Perasaan takut kepada Allah inilah yang membuat manusia berhati-hati dalam melakukan segala kejahatan.
Kedua, al-hukmu bit tanzil (Berhukum kepada al-Quran yang diturunkan). Banyak di antara umat Islam yang ingin berhukum kepada Al-Quran, namun mereka masih memakai hukum kuffar. Mau bertuhankan Allah namun masih percaya dengan praktek klenik dan khurafat.
Suatu hari dua muallaf Yahudi telah resmi masuk Islam, namun dalam amalannya, mereka masih menikmati ritual agama Yahudi, dimana setiap hari sabtu masih melakukan ibadah cara Yahudi, maka turunlah ayat Allah SWT:
“Hai orang-orang yang beriman, masuklah kamu ke dalam Islam keseluruhan, dan janganlah kamu turut langkah-langkah syaitan. Sesungguhnya syaitan itu musuh yang nyata bagimu”.
(QS. Al-Baqarah: 208)
Ayat ini menunjukkan agar kita totalitas dalam berIslam serta hanya mengacu kepada tuntunan al-Quran dan sunnah Rasulullah saw, serta tidak mencampuradukkan ritual Islam dengan ritual agama lain.
Ketiga, Al-isti’dad li yaumil rahil (Menyiapkan diri untuk hari akhirat). Nabi saw pernah menyatakan bahwa orang yang cerdas adalah orang yang dapat menahan hawa nafsunya dan beramal untuk persiapan setelah meninggal dunia. Karena pada hakekatnya, hidup di dunia laksana menyebarang jalan. Artinya, dunia bukanlah tujuan akhir, melainkan alam akhirt-lah tujuan akhir hidup kita. Oleh karena menyiapkan diri untuk tujuan akhir adalah penting, agar selamat sampai tujuan.

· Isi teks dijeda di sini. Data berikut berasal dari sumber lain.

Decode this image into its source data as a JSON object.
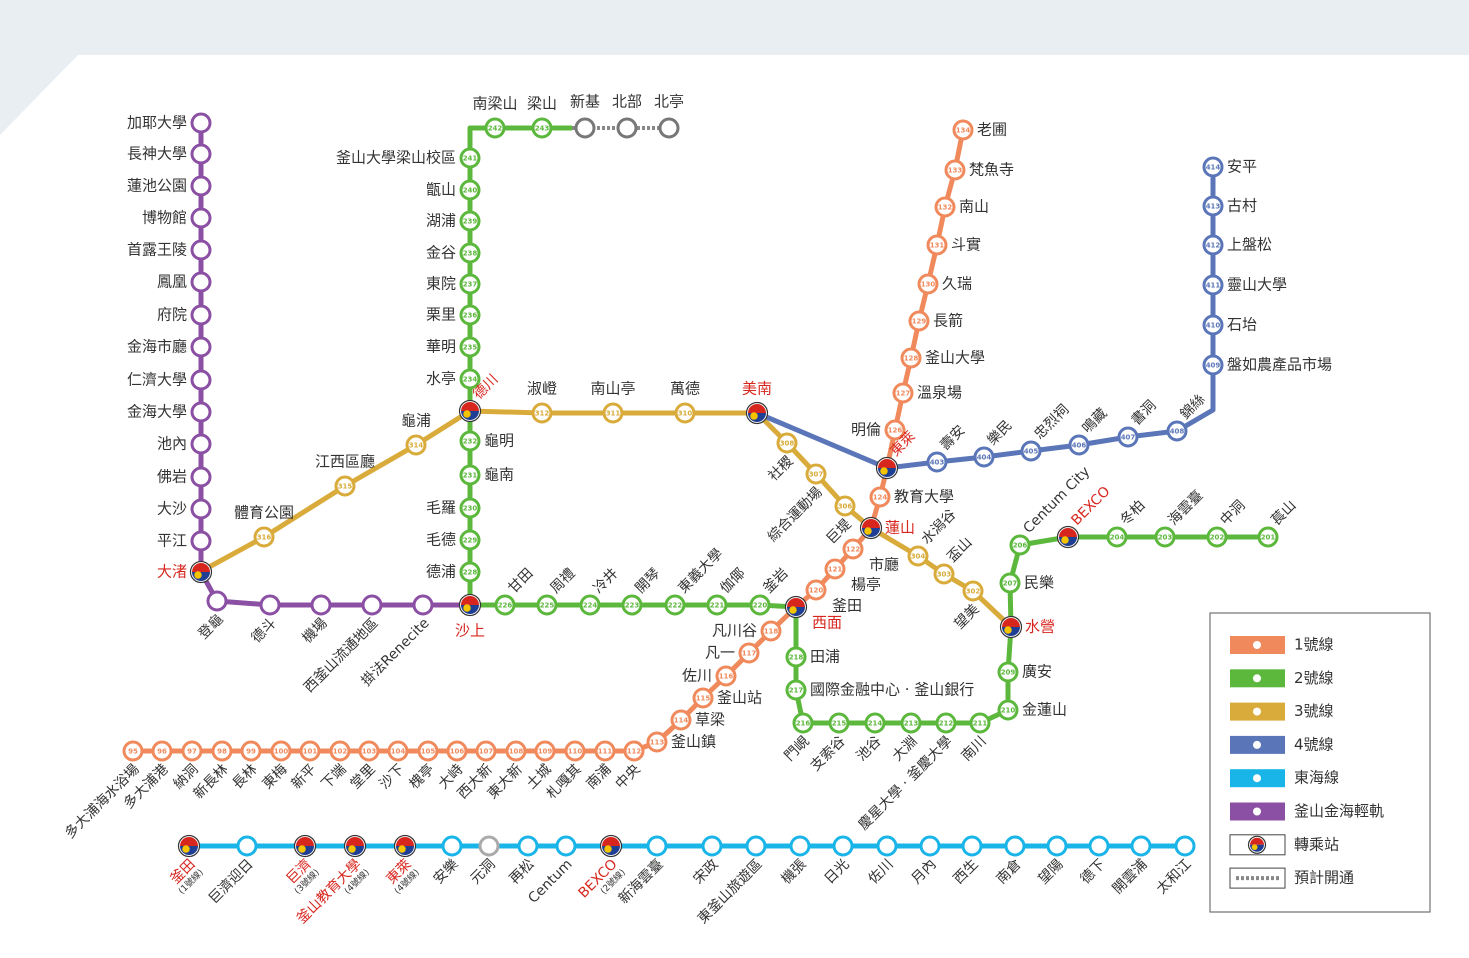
{
  "lines": [
    {
      "name": "1號線",
      "color": "#f08a5d",
      "stations": [
        {
          "code": "134",
          "name": "老圃"
        },
        {
          "code": "133",
          "name": "梵魚寺"
        },
        {
          "code": "132",
          "name": "南山"
        },
        {
          "code": "131",
          "name": "斗實"
        },
        {
          "code": "130",
          "name": "久瑞"
        },
        {
          "code": "129",
          "name": "長箭"
        },
        {
          "code": "128",
          "name": "釜山大學"
        },
        {
          "code": "127",
          "name": "溫泉場"
        },
        {
          "code": "126",
          "name": "明倫"
        },
        {
          "name": "東萊",
          "transfer": true
        },
        {
          "code": "124",
          "name": "教育大學"
        },
        {
          "name": "蓮山",
          "transfer": true
        },
        {
          "code": "122",
          "name": "市廳"
        },
        {
          "code": "121",
          "name": "楊亭"
        },
        {
          "code": "120",
          "name": "釜田"
        },
        {
          "name": "西面",
          "transfer": true
        },
        {
          "code": "118",
          "name": "凡川谷"
        },
        {
          "code": "117",
          "name": "凡一"
        },
        {
          "code": "116",
          "name": "佐川"
        },
        {
          "code": "115",
          "name": "釜山站"
        },
        {
          "code": "114",
          "name": "草梁"
        },
        {
          "code": "113",
          "name": "釜山鎮"
        },
        {
          "code": "112",
          "name": "中央"
        },
        {
          "code": "111",
          "name": "南浦"
        },
        {
          "code": "110",
          "name": "札嘎其"
        },
        {
          "code": "109",
          "name": "土城"
        },
        {
          "code": "108",
          "name": "東大新"
        },
        {
          "code": "107",
          "name": "西大新"
        },
        {
          "code": "106",
          "name": "大峙"
        },
        {
          "code": "105",
          "name": "槐亭"
        },
        {
          "code": "104",
          "name": "沙下"
        },
        {
          "code": "103",
          "name": "堂里"
        },
        {
          "code": "102",
          "name": "下端"
        },
        {
          "code": "101",
          "name": "新平"
        },
        {
          "code": "100",
          "name": "東梅"
        },
        {
          "code": "99",
          "name": "長林"
        },
        {
          "code": "98",
          "name": "新長林"
        },
        {
          "code": "97",
          "name": "納洞"
        },
        {
          "code": "96",
          "name": "多大浦港"
        },
        {
          "code": "95",
          "name": "多大浦海水浴場"
        }
      ]
    },
    {
      "name": "2號線",
      "color": "#5cb83c",
      "stations": [
        {
          "code": "243",
          "name": "梁山"
        },
        {
          "code": "242",
          "name": "南梁山"
        },
        {
          "code": "241",
          "name": "釜山大學梁山校區"
        },
        {
          "code": "240",
          "name": "甑山"
        },
        {
          "code": "239",
          "name": "湖浦"
        },
        {
          "code": "238",
          "name": "金谷"
        },
        {
          "code": "237",
          "name": "東院"
        },
        {
          "code": "236",
          "name": "栗里"
        },
        {
          "code": "235",
          "name": "華明"
        },
        {
          "code": "234",
          "name": "水亭"
        },
        {
          "name": "德川",
          "transfer": true
        },
        {
          "code": "232",
          "name": "龜明"
        },
        {
          "code": "231",
          "name": "龜南"
        },
        {
          "code": "230",
          "name": "毛羅"
        },
        {
          "code": "229",
          "name": "毛德"
        },
        {
          "code": "228",
          "name": "德浦"
        },
        {
          "name": "沙上",
          "transfer": true
        },
        {
          "code": "226",
          "name": "甘田"
        },
        {
          "code": "225",
          "name": "周禮"
        },
        {
          "code": "224",
          "name": "冷井"
        },
        {
          "code": "223",
          "name": "開琴"
        },
        {
          "code": "222",
          "name": "東義大學"
        },
        {
          "code": "221",
          "name": "伽倻"
        },
        {
          "code": "220",
          "name": "釜岩"
        },
        {
          "code": "218",
          "name": "田浦"
        },
        {
          "code": "217",
          "name": "國際金融中心 · 釜山銀行"
        },
        {
          "code": "216",
          "name": "門峴"
        },
        {
          "code": "215",
          "name": "支索谷"
        },
        {
          "code": "214",
          "name": "池谷"
        },
        {
          "code": "213",
          "name": "大淵"
        },
        {
          "code": "212",
          "name": "慶星大學 · 釜慶大學"
        },
        {
          "code": "211",
          "name": "南川"
        },
        {
          "code": "210",
          "name": "金蓮山"
        },
        {
          "code": "209",
          "name": "廣安"
        },
        {
          "name": "水營",
          "transfer": true
        },
        {
          "code": "207",
          "name": "民樂"
        },
        {
          "code": "206",
          "name": "Centum City"
        },
        {
          "name": "BEXCO",
          "transfer": true
        },
        {
          "code": "204",
          "name": "冬柏"
        },
        {
          "code": "203",
          "name": "海雲臺"
        },
        {
          "code": "202",
          "name": "中洞"
        },
        {
          "code": "201",
          "name": "萇山"
        }
      ],
      "planned": [
        {
          "name": "新基"
        },
        {
          "name": "北部"
        },
        {
          "name": "北亭"
        }
      ]
    },
    {
      "name": "3號線",
      "color": "#d9ab3a",
      "stations": [
        {
          "code": "316",
          "name": "體育公園"
        },
        {
          "code": "315",
          "name": "江西區廳"
        },
        {
          "code": "314",
          "name": "龜浦"
        },
        {
          "code": "312",
          "name": "淑嶝"
        },
        {
          "code": "311",
          "name": "南山亭"
        },
        {
          "code": "310",
          "name": "萬德"
        },
        {
          "name": "美南",
          "transfer": true
        },
        {
          "code": "308",
          "name": "社稷"
        },
        {
          "code": "307",
          "name": "綜合運動場"
        },
        {
          "code": "306",
          "name": "巨堤"
        },
        {
          "code": "304",
          "name": "水潟谷"
        },
        {
          "code": "303",
          "name": "盃山"
        },
        {
          "code": "302",
          "name": "望美"
        }
      ]
    },
    {
      "name": "4號線",
      "color": "#5b76b8",
      "stations": [
        {
          "code": "414",
          "name": "安平"
        },
        {
          "code": "413",
          "name": "古村"
        },
        {
          "code": "412",
          "name": "上盤松"
        },
        {
          "code": "411",
          "name": "靈山大學"
        },
        {
          "code": "410",
          "name": "石坮"
        },
        {
          "code": "409",
          "name": "盤如農產品市場"
        },
        {
          "code": "408",
          "name": "錦絲"
        },
        {
          "code": "407",
          "name": "書洞"
        },
        {
          "code": "406",
          "name": "鳴藏"
        },
        {
          "code": "405",
          "name": "忠烈祠"
        },
        {
          "code": "404",
          "name": "樂民"
        },
        {
          "code": "403",
          "name": "壽安"
        }
      ]
    },
    {
      "name": "東海線",
      "color": "#1ab5e8",
      "stations": [
        {
          "name": "釜田",
          "note": "(1號線)",
          "transfer": true
        },
        {
          "name": "巨濟迎日"
        },
        {
          "name": "巨濟",
          "note": "(3號線)",
          "transfer": true
        },
        {
          "name": "釜山教育大學",
          "note": "(4號線)",
          "transfer": true
        },
        {
          "name": "東萊",
          "note": "(4號線)",
          "transfer": true
        },
        {
          "name": "安樂"
        },
        {
          "name": "元洞",
          "planned": true
        },
        {
          "name": "再松"
        },
        {
          "name": "Centum"
        },
        {
          "name": "BEXCO",
          "note": "(2號線)",
          "transfer": true
        },
        {
          "name": "新海雲臺"
        },
        {
          "name": "宋政"
        },
        {
          "name": "東釜山旅遊區"
        },
        {
          "name": "機張"
        },
        {
          "name": "日光"
        },
        {
          "name": "佐川"
        },
        {
          "name": "月內"
        },
        {
          "name": "西生"
        },
        {
          "name": "南倉"
        },
        {
          "name": "望陽"
        },
        {
          "name": "德下"
        },
        {
          "name": "開雲浦"
        },
        {
          "name": "太和江"
        }
      ]
    },
    {
      "name": "釜山金海輕軌",
      "color": "#8b4fa3",
      "stations": [
        {
          "name": "加耶大學"
        },
        {
          "name": "長神大學"
        },
        {
          "name": "蓮池公園"
        },
        {
          "name": "博物館"
        },
        {
          "name": "首露王陵"
        },
        {
          "name": "鳳凰"
        },
        {
          "name": "府院"
        },
        {
          "name": "金海市廳"
        },
        {
          "name": "仁濟大學"
        },
        {
          "name": "金海大學"
        },
        {
          "name": "池內"
        },
        {
          "name": "佛岩"
        },
        {
          "name": "大沙"
        },
        {
          "name": "平江"
        },
        {
          "name": "大渚",
          "transfer": true
        },
        {
          "name": "登龜"
        },
        {
          "name": "德斗"
        },
        {
          "name": "機場"
        },
        {
          "name": "西釜山流通地區"
        },
        {
          "name": "掛法Renecite"
        }
      ]
    }
  ],
  "legend": {
    "transfer": "轉乘站",
    "planned": "預計開通"
  }
}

Suatu hari, tatkala Umar bin Abdul Aziz menerima tampuk kekhalfihan, beliau bersitirahat sejenak setelah menghadiri upacara pemakaman khalifah sebelumnya. Baru saja umar rebahan untuk beristirhat, tiba-tiba ada orang yang berkata, “Wahai, tidakkah anda segera mengembalikan harta yang pernah diambil khalifah sebelummu secara zhalim?”. Umar bin Abdul Aziz menjawab, “Tunggulah sebentar, aku akan beristirahat terlebih dahulu, nanti setelah zuhur akan aku serahkan harta yang pernah diambil secara zalim itu”. Namun kemudian orang itu berkata, “Siapakah yang menjaminmu tetap hidup setelah zuhur nanti?”. Mendengar kata-kata itu, segera saja Umar bin Abdul aziz tersentak dan tidak bisa tidur lagi, dan beliau segera mengembalikan harta yang pernah diambil secara zalim oleh khalifah sebelumnya.
Perasaan Umar seperti di atas adalah karena beliau ingin agar di akhirat tidak dituntut siapapun. Ini adalah penyikapan orang yang selalu mempersiapkan diri untuk kehidupan akhirat.
Keempat, al-ridho bil qolil (Ridho dengan bagian yang sedikit). Sikap ini sepadan dengan makna qona’ah (rasa puas dengan pemberian Allah). Sikap ini sangat sulit jika tidak didorong dengan sikap husnuzzhon (baik sangka) kepada Allah SWT, sebab sifat dasar manusia adalah selalu ingin lagi dan ingin lagi.
Keluarga pasangan Ali bin bi Thalib dan Fatimah adalah cermin manusia yang ridho dengan pembagian Allah, bahkan saat Allah telah memberi rezeki pada mereka, mereka harus memberikannya kembali kepada orang yang lebih tidak mampu dari mereka.
Itulah empat kriteria takwa yang didefiniskan Saidina Ali bin Abi Thalib.
“Adakah amal perbuatan dan sikapnya sehari-hari sesuai dengan hokum syariat dan akhlak. Manusia itu tidak dihargai daripada kulitnya, melainkan dinilai daripada isi dan mutu kemanusiaannya yang diukur dengan pelaksanaannya terhadap hukum dan akhlak agama.”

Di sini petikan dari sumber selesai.